The potential side effects of Roundup and glyphosate have been a growing subject of debate worldwide, since the World Health Organization determined last year that the popular weedkiller and herbicide is a probable human carcinogen.
The use of glyphosate has skyrocketed in recent years, amid Monsanto’s marketing strategy of creating “Roundup Ready” genetically modified seeds for crops, which are designed to withstand heavy use of the glyphosate. However, this has resulted in more and more of the herbicide being sprayed on farm lands.
To date, about 18.9 billion pounds of glyphosate have been sprayed on the world’s crops, according to estimates of a recent study. Researchers found that glyphosate use has increased almost 15-fold since the introduction of “Roundup Ready” crops in 1996.
Monsanto called France’s actions political, and suggests that they are not based on any real threat to the public. However, manufacturers of herbicides that include glyphosate and tallowamine have already withdrawn their products from Germany, and Monsanto officials also said that they have already moved away from tallowamine use.
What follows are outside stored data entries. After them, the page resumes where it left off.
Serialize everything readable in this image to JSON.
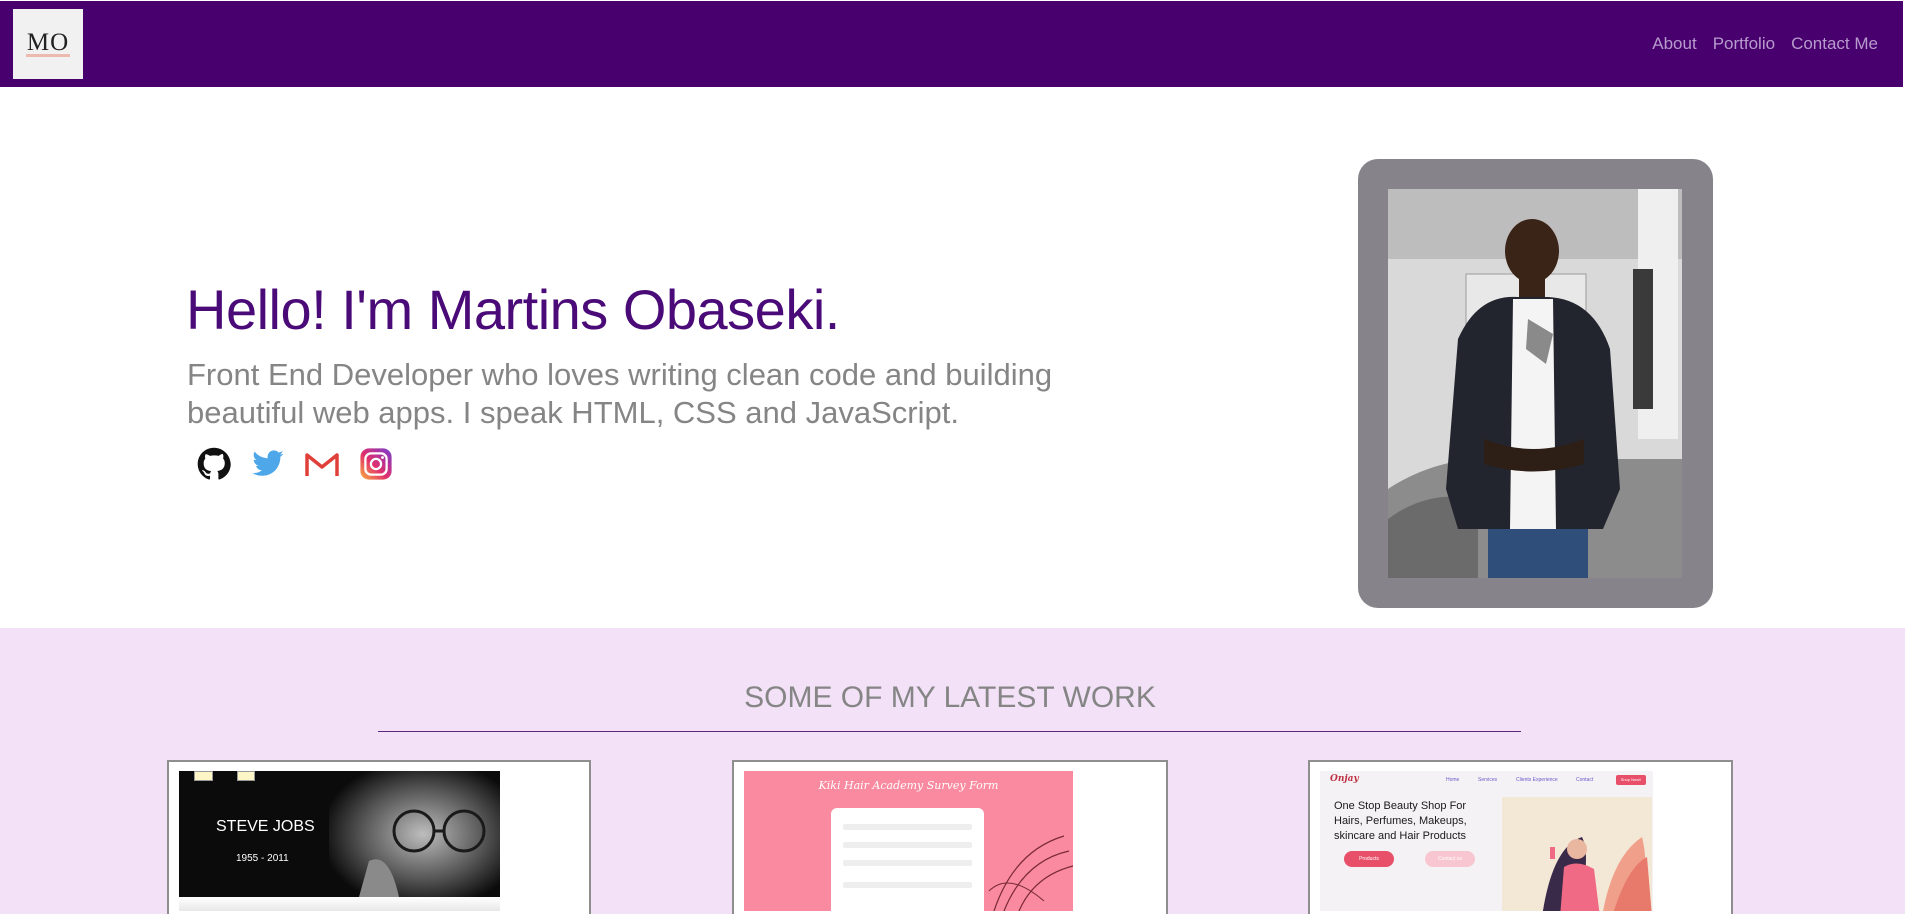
{
  "nav": {
    "logo_text": "MO",
    "links": [
      "About",
      "Portfolio",
      "Contact Me"
    ],
    "bg_color": "#48006f"
  },
  "hero": {
    "title": "Hello! I'm Martins Obaseki.",
    "subtitle": "Front End Developer who loves writing clean code and building beautiful web apps. I speak HTML, CSS and JavaScript.",
    "socials": [
      "github-icon",
      "twitter-icon",
      "gmail-icon",
      "instagram-icon"
    ]
  },
  "work": {
    "heading": "SOME OF MY LATEST WORK",
    "bg_color": "#f3e2f7",
    "projects": [
      {
        "name": "STEVE JOBS",
        "years": "1955 - 2011"
      },
      {
        "name": "Kiki Hair Academy Survey Form"
      },
      {
        "brand": "Onjay",
        "nav": [
          "Home",
          "Services",
          "Clients Experience",
          "Contact"
        ],
        "cta": "Shop Now!!",
        "headline": "One Stop Beauty Shop For Hairs, Perfumes, Makeups, skincare and Hair Products",
        "buttons": [
          "Products",
          "Contact us"
        ]
      }
    ]
  }
}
ANSES does not expect a final decision for several weeks and is giving mnanufacturers a two week comment period.
The move in France adds to the growing problems faced by Monsanto involving their blockbuster product, including a number of Roundup cancer lawsuits filed by individuals throughout the U.S., including both as individual claims bought on behalf of farm workers exposed to high levels of glyphosate and consumer class action lawsuits.